A new public health campaign launching today (8/9) ahead of World Suicide Prevention Day hopes to encourage people to talk more openly about mental health and potentially save their life in the process.

The How Are You Really Feeling campaign aims to reduce the stigma of talking about mental health, following a series of conferences in Truro run by the Towards Zero Suicide collaborative.

The campaign emerged from an idea at the conferences to create something to help reduce the stigma of mental health and get people talking about it more openly.

Dr Sara Roberts, consultant in public health for Cornwall Council, said: “If you're worried that someone you know may be considering suicide, try to encourage them to talk about how they are feeling. Listening is the best way to help. Try to avoid offering solutions and try not to judge.

“We really want to encourage people to start talking about mental health and how they feel as part of their everyday lives, and we want people to feel it’s OK to say you’re not OK.

“We’re asking communities to take up the offer of putting a box full of leaflets somewhere 'normal' such as a coffee shop, hairdresser, barber, petrol station or newsagent. We want talking about mental health to become a normal part of our day.

“Don’t worry if you don’t know what to say or how to begin a conversation – our leaflets give you some ideas of how to get started. And if the person you’re having a conversation with says 'I’m not OK,' the reverse side of the leaflet has some top tips and ideas of where they can get help.”

Dr Ellen Wilkinson, medical director for Cornwall Partnership NHS Foundation Trust, added: "People who survive a suicide attempt have said that if just one person had asked them if they were OK they wouldn’t have gone through with it. Just asking the question could be powerful enough to save a life.

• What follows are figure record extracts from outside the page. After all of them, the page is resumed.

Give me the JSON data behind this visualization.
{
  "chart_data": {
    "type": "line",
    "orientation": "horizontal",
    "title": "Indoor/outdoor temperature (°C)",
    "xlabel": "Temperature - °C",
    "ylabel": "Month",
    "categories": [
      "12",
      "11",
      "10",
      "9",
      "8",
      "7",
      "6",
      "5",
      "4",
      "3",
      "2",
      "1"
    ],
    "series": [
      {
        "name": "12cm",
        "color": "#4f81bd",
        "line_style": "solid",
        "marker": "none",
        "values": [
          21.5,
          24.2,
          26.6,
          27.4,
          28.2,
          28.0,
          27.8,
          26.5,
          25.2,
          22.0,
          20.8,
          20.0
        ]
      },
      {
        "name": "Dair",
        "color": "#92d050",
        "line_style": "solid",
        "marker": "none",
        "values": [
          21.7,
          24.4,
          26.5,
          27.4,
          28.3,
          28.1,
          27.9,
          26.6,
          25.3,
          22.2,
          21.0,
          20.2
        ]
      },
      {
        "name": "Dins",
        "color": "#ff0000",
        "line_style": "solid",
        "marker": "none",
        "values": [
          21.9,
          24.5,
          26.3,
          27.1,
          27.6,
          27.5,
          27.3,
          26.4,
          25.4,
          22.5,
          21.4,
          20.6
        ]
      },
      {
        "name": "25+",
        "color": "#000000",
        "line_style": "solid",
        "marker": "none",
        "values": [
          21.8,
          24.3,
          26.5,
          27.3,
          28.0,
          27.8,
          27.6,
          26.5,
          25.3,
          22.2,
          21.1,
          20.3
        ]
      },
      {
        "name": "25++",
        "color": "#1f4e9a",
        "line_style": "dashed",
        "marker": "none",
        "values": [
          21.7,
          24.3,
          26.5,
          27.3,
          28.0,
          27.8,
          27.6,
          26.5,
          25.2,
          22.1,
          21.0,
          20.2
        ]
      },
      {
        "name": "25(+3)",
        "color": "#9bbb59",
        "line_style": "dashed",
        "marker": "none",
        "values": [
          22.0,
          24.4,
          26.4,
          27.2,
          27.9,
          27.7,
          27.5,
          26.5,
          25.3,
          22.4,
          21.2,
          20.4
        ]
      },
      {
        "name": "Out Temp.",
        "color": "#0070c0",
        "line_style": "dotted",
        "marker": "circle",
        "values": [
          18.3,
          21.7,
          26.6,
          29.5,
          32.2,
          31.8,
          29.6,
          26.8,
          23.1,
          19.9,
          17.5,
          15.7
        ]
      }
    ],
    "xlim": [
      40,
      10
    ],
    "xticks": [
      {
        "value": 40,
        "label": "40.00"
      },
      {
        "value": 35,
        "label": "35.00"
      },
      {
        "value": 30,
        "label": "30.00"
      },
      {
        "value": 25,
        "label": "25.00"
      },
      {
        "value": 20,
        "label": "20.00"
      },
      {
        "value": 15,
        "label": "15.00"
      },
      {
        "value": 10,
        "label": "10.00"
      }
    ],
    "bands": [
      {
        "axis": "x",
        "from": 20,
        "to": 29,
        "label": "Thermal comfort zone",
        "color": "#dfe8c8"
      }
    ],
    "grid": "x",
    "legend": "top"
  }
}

“It’s not just about people who are feeling suicidal – this is about saying mental health is a core part of everyone’s wellbeing and encouraging people to talk about it.”

Some top tips from the campaign include supporting someone by telling them that they can talk to you without being judged, or that getting help will make it easier for them.

The campaign also includes 10 top things to do to improve mental health such as eating well, being physically active, doing something you enjoy, and asking for help.

If you think someone is at risk of suicide you should persuade them to speak to their GP who will be able to provide the right support.